台風が街に近づき、まともな人々がばたばたと雨戸を閉めたり、トランジスタ・ラジオや懐中電灯の具合を確かめたりする頃になると、彼はベトナム戦争がたけなわであった時代に手に入れた米軍放出品の雨天用ポンチョに身を包み、ポケットに缶ビールをつっこんで家を出る。

こ れは村上春樹氏の「ニューヨーク炭鉱の悲劇」という短編の冒頭だ。
いまさら村上氏を解説したりするつもりはないが、僕が何か文章を書く上において、少なからず影響しているに違いない作家だ。
とはいえ最近、いや初期の「羊三部作」以降は、短編を流し読みする程度だ。
これでは恐れ多くてファンなどとは自称できないし、よく考えたらそんなに好きでもないのかもしれない。

ただこの「ニューヨーク炭鉱の悲劇」(ビージーズのヒット曲からタイトルを付けたんだろうね)は「中国行きのスロウ・ボート」で読んで以来、心の中のダークサイド(笑)に引っかかり続けている話になっている。
内容はご自分で読んでいただくとして(笑)、物語としてはひどく暗い話ではある。
「死」というものを初めて自分のこととして身近に感じたころ、改めて人が死ぬということは一体どういうことなのかを考えたりするものだが、そこは村上流のロジックで淡々と、しかもリリカルに描かれてい る。

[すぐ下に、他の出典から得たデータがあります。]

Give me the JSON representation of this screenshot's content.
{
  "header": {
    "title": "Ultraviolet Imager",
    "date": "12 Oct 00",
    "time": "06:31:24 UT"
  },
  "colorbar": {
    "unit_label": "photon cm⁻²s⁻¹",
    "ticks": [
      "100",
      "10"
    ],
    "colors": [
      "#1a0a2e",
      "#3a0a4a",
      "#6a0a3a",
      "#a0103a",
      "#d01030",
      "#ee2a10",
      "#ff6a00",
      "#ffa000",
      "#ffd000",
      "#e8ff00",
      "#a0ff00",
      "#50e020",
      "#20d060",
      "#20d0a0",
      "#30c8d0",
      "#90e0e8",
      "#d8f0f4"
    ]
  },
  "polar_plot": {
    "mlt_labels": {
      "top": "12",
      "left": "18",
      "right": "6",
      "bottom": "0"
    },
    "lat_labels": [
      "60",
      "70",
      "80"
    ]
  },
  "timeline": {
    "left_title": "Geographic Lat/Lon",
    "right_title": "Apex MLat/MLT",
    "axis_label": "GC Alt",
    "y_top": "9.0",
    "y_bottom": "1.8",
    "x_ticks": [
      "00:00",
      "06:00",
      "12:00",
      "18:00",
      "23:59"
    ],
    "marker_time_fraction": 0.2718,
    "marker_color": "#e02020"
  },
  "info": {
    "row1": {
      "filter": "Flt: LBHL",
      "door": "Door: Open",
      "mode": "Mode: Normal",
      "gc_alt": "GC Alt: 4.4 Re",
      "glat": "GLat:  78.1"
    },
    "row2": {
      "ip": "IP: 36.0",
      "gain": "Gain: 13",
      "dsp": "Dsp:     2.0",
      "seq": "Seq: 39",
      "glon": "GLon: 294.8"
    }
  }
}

僕は36歳のころにホントに「死ぬかと思った」ことがあった。
それまでは自分が死ぬなんてことすら真剣に 考えたこともなかったのだけど、突然目の前に突きつけられた現実にうまく対応することができなかった。
ま、当たり前の話だ。
それ以来、自分はいつか死ぬんだということが頭から離れない。
文中で「伝説の不吉なカーブ」という比喩めいた言葉が出てくるが、まさにそのカーブですっ転んだわけだ。
幸いにも命を落とすことはなかったが、それからしばらくは病気のショックよりも「死」がこんなに身近だったというショックのほうが大きかったように思う。

台風の日に動物園に出かけることはしなかったけれど、病後読み返したこの短編には、何か暗示めいた言葉があるような気 がしてならない。
倒れたのは6月。
毎年この時期になると落ち着かない気持ちになる。